«Perfect Days», de Wim Wenders
JOSÉ LUIS MUÑOZ
Es Wim Wenders (Dusseldorf, 1945) el cineasta más activo de esa eclosión del nuevo cine alemán en el que estaban Rainer Werner Fassbinder, Werner Herzog, Volker Schlöndorff, Alexandre Kluge, Peter Fleischmann, Reinhard Hauff, Edgar Reitz, entre otros, y, sin lugar a duda, el más internacional de todos ellos y diría que el más lírico cuya carrera se ha diversificado entre películas de ficción y documentales. El director de Alicia en las ciudades, después de haber estado en Estados Unidos con París-Texas, adaptado a Patricia Highsmith y haber rodado una serie de documentales sobre el papa Francisco El papa Francisco, un hombre de palabra, o el fotógrafo Sebastiao Salgado La sal de la tierra en Brasil, viaja a Japón para realizar un homenaje nada velado al cine de Yasujiro Ozu, del que ya había rodado el documental Tokio-Ga en 1985, del que dijo que había sido el director del cine del que más había aprendido.

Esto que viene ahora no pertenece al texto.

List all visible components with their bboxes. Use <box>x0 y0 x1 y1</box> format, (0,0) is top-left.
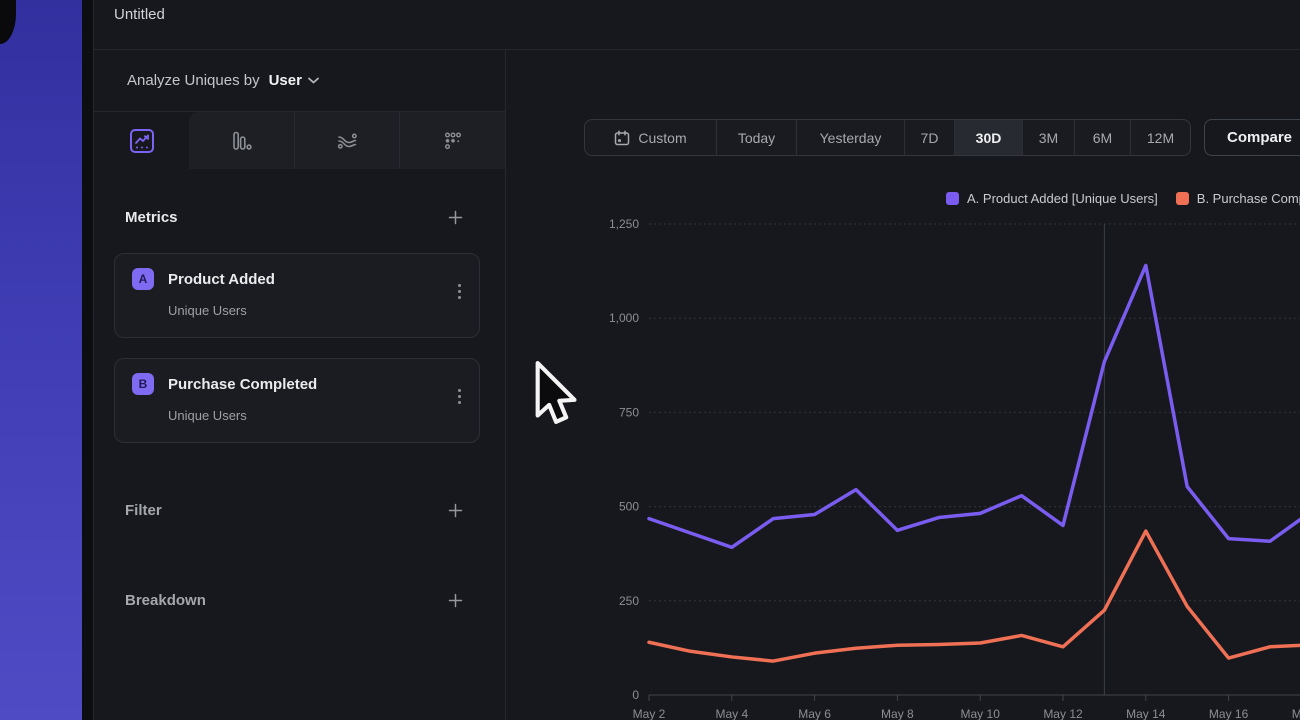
line-chart[interactable]: 0 250 500 750 1,000 1,250 May 2 May 4 May 6 May 8… <box>506 50 1300 720</box>
app-window: Untitled Analyze Uniques by User <box>93 0 1300 720</box>
kebab-menu-icon[interactable] <box>454 385 465 408</box>
metric-card-b[interactable]: B Purchase Completed Unique Users <box>114 358 480 443</box>
y-axis-tick-label: 750 <box>619 405 639 419</box>
add-metric-button[interactable] <box>446 208 465 227</box>
metric-card-list: A Product Added Unique Users B Purchase Comp… <box>114 253 480 463</box>
filter-label: Filter <box>125 502 162 519</box>
y-axis-tick-label: 500 <box>619 500 639 514</box>
add-breakdown-button[interactable] <box>446 591 465 610</box>
x-axis-tick-label: May 8 <box>881 707 914 720</box>
breakdown-section-header: Breakdown <box>125 591 465 610</box>
x-axis-tick-label: May 4 <box>715 707 748 720</box>
metric-badge: B <box>132 373 154 395</box>
tab-group <box>189 112 505 169</box>
filter-section-header: Filter <box>125 501 465 520</box>
y-axis-tick-label: 0 <box>632 688 639 702</box>
metric-card-top: B Purchase Completed <box>132 373 465 395</box>
y-axis-tick-label: 1,250 <box>609 217 639 231</box>
y-axis-tick-label: 1,000 <box>609 311 639 325</box>
tab-retention[interactable] <box>399 112 505 169</box>
x-axis-tick-label: May 2 <box>633 707 666 720</box>
metrics-section-header: Metrics <box>125 208 465 227</box>
x-axis-tick-label: May 18 <box>1292 707 1300 720</box>
uniques-selector-dropdown[interactable]: User <box>269 72 319 89</box>
plus-icon <box>448 210 463 225</box>
metric-badge: A <box>132 268 154 290</box>
analyze-row: Analyze Uniques by User <box>94 50 505 112</box>
x-axis-tick-label: May 10 <box>961 707 1001 720</box>
plus-icon <box>448 593 463 608</box>
x-axis-tick-label: May 6 <box>798 707 831 720</box>
retention-dots-icon <box>441 129 465 153</box>
tab-insights[interactable] <box>94 112 189 169</box>
metric-card-a[interactable]: A Product Added Unique Users <box>114 253 480 338</box>
analyze-label: Analyze Uniques by <box>127 72 260 89</box>
y-axis-tick-label: 250 <box>619 594 639 608</box>
series-line-a[interactable] <box>649 265 1300 547</box>
tab-funnels[interactable] <box>189 112 294 169</box>
screenshot-frame: Untitled Analyze Uniques by User <box>0 0 1300 720</box>
accent-strip <box>0 0 82 720</box>
metric-subtitle: Unique Users <box>168 408 465 423</box>
mouse-cursor <box>534 361 580 435</box>
chart-panel: CustomTodayYesterday7D30D3M6M12M Compare… <box>506 50 1300 720</box>
query-builder-panel: Analyze Uniques by User <box>94 50 506 720</box>
kebab-menu-icon[interactable] <box>454 280 465 303</box>
metric-name: Product Added <box>168 271 275 288</box>
uniques-selector-value: User <box>269 72 302 89</box>
chart-type-tabs <box>94 112 505 169</box>
metric-name: Purchase Completed <box>168 376 317 393</box>
chevron-down-icon <box>308 77 319 84</box>
add-filter-button[interactable] <box>446 501 465 520</box>
line-chart-icon <box>129 128 155 154</box>
plus-icon <box>448 503 463 518</box>
breakdown-label: Breakdown <box>125 592 206 609</box>
metrics-label: Metrics <box>125 209 178 226</box>
report-title[interactable]: Untitled <box>114 6 165 23</box>
tab-flows[interactable] <box>294 112 400 169</box>
funnel-bars-icon <box>229 129 253 153</box>
x-axis-tick-label: May 14 <box>1126 707 1166 720</box>
series-line-b[interactable] <box>649 531 1300 661</box>
metric-subtitle: Unique Users <box>168 303 465 318</box>
topbar: Untitled <box>94 0 1300 50</box>
metric-card-top: A Product Added <box>132 268 465 290</box>
flows-waves-icon <box>335 129 359 153</box>
x-axis-tick-label: May 12 <box>1043 707 1083 720</box>
x-axis-tick-label: May 16 <box>1209 707 1249 720</box>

¿Qué es la felicidad? se pregunta el espectador después de haber visto esta película minimalista y contemplativa en donde prácticamente no sucede nada. Hirayama (Koji Yakusho, actor magnético y extraordinario que llena la pantalla) es una empleado de la limpieza de los lavabos de la ciudad de Tokio que vive muy modestamente en un barrio periférico de la ciudad y se limita a cuidar de sus bonsáis, hacer muy bien su trabajo de limpiador, contemplar la luz entre las ramas de los árboles, hacer fotos de naturaleza con una cámara analógica que luego revela, escuchar música occidental de los años ochenta en casete en su furgoneta cuando acude al trabajo, porque se niega a ser digital, ir a comer siempre al mismo restaurante y comprar buena literatura (Patricia Highsmith, un guiño del director de El amigo americano a la gran dama de la novela negra) para leer por la noche antes de que le venza el sueño. Y con esta vida tan anodina Hirayama, que sabe sacar partido a las pequeñas cosas que le rodean, es inmensamente feliz.

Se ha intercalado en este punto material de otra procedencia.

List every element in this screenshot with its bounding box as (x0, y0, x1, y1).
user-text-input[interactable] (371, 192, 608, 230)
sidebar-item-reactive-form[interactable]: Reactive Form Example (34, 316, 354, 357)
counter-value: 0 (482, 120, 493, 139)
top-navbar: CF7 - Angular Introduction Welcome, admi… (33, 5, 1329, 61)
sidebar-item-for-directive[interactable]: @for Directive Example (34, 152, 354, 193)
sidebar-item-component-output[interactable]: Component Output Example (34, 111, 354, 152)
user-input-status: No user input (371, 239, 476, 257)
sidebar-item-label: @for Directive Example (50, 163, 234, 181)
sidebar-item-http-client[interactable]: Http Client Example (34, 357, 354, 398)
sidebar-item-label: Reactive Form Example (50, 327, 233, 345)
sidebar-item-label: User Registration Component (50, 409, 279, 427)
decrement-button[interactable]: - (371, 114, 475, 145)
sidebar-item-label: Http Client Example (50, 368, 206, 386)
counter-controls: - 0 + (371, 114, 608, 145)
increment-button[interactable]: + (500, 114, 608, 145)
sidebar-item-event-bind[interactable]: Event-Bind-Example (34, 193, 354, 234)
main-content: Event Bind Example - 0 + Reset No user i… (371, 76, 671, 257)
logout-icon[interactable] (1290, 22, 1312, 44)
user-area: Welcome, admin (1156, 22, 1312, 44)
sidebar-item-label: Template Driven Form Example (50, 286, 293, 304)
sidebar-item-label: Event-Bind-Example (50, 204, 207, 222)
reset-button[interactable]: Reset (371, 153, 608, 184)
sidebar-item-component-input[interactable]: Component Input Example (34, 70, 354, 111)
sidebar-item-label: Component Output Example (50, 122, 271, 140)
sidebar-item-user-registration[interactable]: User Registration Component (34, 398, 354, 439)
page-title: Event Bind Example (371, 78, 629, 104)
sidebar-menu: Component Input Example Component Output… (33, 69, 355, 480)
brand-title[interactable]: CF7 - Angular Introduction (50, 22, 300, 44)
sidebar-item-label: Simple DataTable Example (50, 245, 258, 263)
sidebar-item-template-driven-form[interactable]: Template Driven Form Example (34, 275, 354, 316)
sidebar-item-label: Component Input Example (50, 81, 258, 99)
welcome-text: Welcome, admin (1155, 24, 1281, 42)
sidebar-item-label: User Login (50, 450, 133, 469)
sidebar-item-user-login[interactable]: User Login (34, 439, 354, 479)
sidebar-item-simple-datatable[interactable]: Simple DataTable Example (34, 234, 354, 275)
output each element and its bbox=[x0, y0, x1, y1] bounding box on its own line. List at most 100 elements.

El menos es más Wim Wenders lo aplica no solo a la experiencia vital de su protagonista absoluto, un actor extraordinario que interpreta sin prácticamente decir palabra en dos horas de metraje, sino también a la forma de rodar, minimalista y atenta a los más mínimos detalles sensoriales como cuando recoge con cuidado una flor silvestre que crece en el alcorque de un árbol y la lleva a su casa para trasplantarla a un tiesto. Perfect Days hace de la rutina diaria de su personaje, con un día calcado al anterior, sin sobresaltos, una forma de vida y también una expresión narrativa. Wim Wenders dota a su personaje de un exquisito gusto musical por los años setenta cuando escucha sus casetes en la furgoneta (Beatles, Lou Reed, The Velvet Underground, Otis Reding, Nina Simone, The Animals…) y literario que contrasta con la escasa enjundia de su trabajo. ¿Puede un trabajador de la limpieza ser un exquisito melómano y lector? Sin duda.
Extraordinariamente fotografiada por Frank Lustig, de principio a fin la película posee un cromatismo suntuoso, incluidas esas imágenes oníricas en blanco y negro que sirven para separar los días del protagonista, muy especialmente en la iluminación de las escenas nocturnas de un Tokio que huye deliberadamente del de los neones y las enormes pantallas de plasma y las aglomeraciones al que estamos acostumbrados, porque Wim Wenders y el protagonista de su película se mueven en otra esfera urbana muy alejada del ajetreo febril de esa gran urbe. La película tiene dos secuencias que perfectamente podía haber obviado el director: la relación del protagonista con su estúpido compañero de trabajo, un joven descerebrado que necesita dinero para salir con su novia teñida de rubio y quiere vender sus casetes, y el encuentro con el ejecutivo víctima de metástasis con el que el protagonista comparte una cerveza acodados a la barandilla de un río. Por lo demás una película perfecta este Perfect Days, aunque no suceda nada, y esa es la magia de este haiku de dos horas. ¿La felicidad es no tener nada y no necesitar nada? Pues puede que sí, que sea eso.